We’d love for you to join our table extraction beta program, take it through the paces, and give us any feedback. Contact firstname.lastname@example.org to access this new feature.
Redesign: The “Add field” feature
The new “Add field” feature in our UI makes it easier for users to understand the order of steps needed to add new fields for data extraction. The redesign displays important information that allows the process to be more intuitive. This feature will be rolled out throughout the month of August.
Dynamic bounding box
The bounding boxes (used to select values to extract) will dynamically expand or contract based to correspond with what a user is actively typing.
Want to see what the field you just extracted looks like on other files?

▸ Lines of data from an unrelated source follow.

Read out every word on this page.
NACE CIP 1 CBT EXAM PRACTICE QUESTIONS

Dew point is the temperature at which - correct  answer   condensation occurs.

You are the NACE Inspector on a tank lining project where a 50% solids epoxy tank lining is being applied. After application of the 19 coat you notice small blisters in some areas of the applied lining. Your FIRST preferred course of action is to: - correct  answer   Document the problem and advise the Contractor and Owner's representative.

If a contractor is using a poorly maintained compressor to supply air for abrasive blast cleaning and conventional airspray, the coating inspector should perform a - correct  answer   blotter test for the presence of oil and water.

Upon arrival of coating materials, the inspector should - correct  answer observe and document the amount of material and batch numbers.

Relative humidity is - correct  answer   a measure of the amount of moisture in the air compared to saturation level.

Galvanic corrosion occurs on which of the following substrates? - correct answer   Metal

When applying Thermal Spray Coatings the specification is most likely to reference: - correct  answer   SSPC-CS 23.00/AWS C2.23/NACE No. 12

When you’re in file view, check out the lower right corner to see a preview of what Impira’s doing in real time.
Text preprocessing improvements
We’ve updated the method of preprocessing incoming files to improve the quality of the extracted text. These changes include using a different parser for digital PDFs, improving the quality of images we use to run optical character recognition (OCR), ignoring embedded PDF text with font issues, and many more. All of these changes contribute to higher quality text extraction for your documents.
We’ve been hard at work improving the performance and speed of the Impira across the board. Some notable examples: Confirming and editing the values for machine learning (ML) predictions is now 10x faster, and file uploading speeds are more than 2x faster than before.
Lots of new entities
In our last release notes, we announced that we have started using Named Entity Recognition (NER) to improve the accuracy of the text extraction models. Since then, we’ve dramatically expanded the set of entities we detect, including addresses (and their constituent parts), email addresses, phone numbers, currency, and more. The ML models can use this semantic information to improve the accuracy of your extractions.